There are a thousand more questions that come to mind. For example

  • Who owns earth sensing satellite, IoT sensors, weather sensors, car sensors etc. data? Everyone in the world (or country) being monitored is laboring to create the environment sensed by these devices. Shouldn’t this sensor data be apportioned to the people of the world or country where these sensors operate.
  • Who pays data bank fees? The generators/extractors of the data could pay in addition to providing data deposits for the privilege to use our data. I could also see the people paying.  Having the company pay would give them an incentive to make the data load be as efficient and complete as possible. Having the people pay would induce them to use their data more productively.
  • What’s a decent data expiration period? Given application time frames these days, 7-15 years would make sense. But what happens to the AI NN when data expires. Some way would need to be created to extract data from a NN, or the AI NN would need to cease being used and a new one would  need to be created with new data.

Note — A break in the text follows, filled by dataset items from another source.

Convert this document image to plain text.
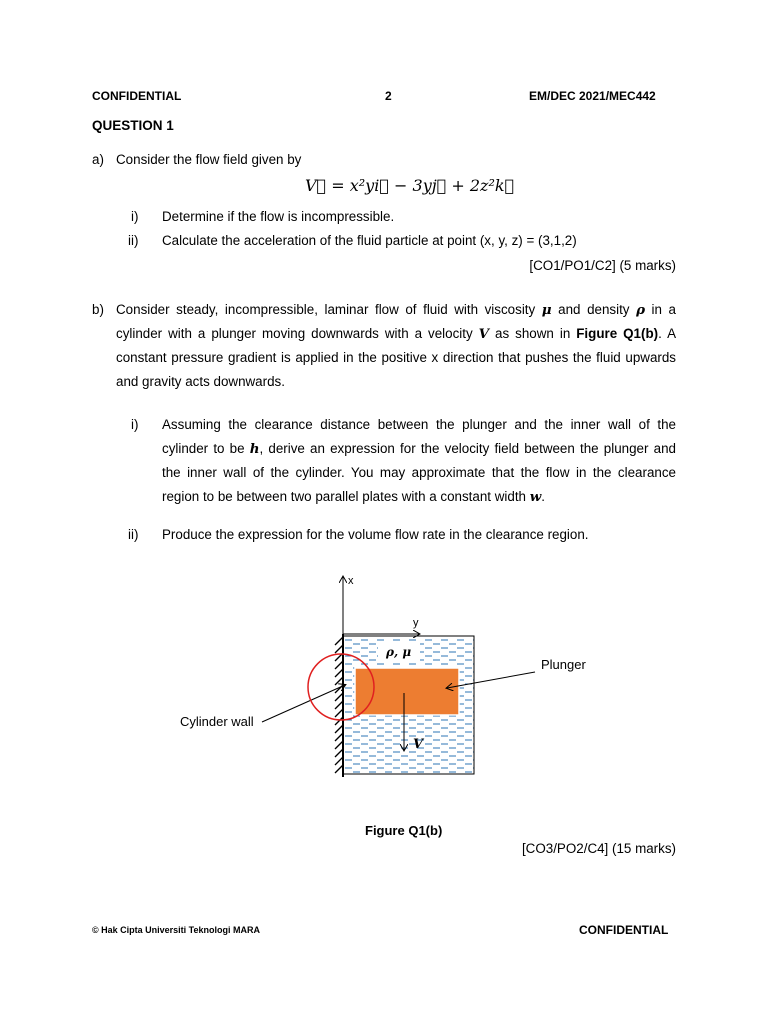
CONFIDENTIAL	2	EM/DEC 2021/MEC442
QUESTION 1
a) Consider the flow field given by
V⃗ = x²yi⃗ − 3yj⃗ + 2z²k⃗
i) Determine if the flow is incompressible.
ii) Calculate the acceleration of the fluid particle at point (x, y, z) = (3,1,2)
[CO1/PO1/C2] (5 marks)
b) Consider steady, incompressible, laminar flow of fluid with viscosity μ and density ρ in a cylinder with a plunger moving downwards with a velocity V as shown in Figure Q1(b). A constant pressure gradient is applied in the positive x direction that pushes the fluid upwards and gravity acts downwards.
i) Assuming the clearance distance between the plunger and the inner wall of the cylinder to be h, derive an expression for the velocity field between the plunger and the inner wall of the cylinder. You may approximate that the flow in the clearance region to be between two parallel plates with a constant width w.
ii) Produce the expression for the volume flow rate in the clearance region.
x
y
ρ, μ
Plunger
Cylinder wall
V
Figure Q1(b)
[CO3/PO2/C4] (15 marks)
© Hak Cipta Universiti Teknologi MARA	CONFIDENTIAL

  • Can data deposits be rented/sold to data aggregators? Sort of like a AI VC partnership only using data deposits rather than money to fund AI startups.
  • What happens to data deposits when a person dies? Can one inherit a data deposits, would a data deposit inheritance be taxable as part of an estate transfer?

In the end, as data is required to train better AI, ownership of our data makes us all be capitalist (datalists) in the creation of new AI NNs and the subsequent advancement of society. And that’s a good thing.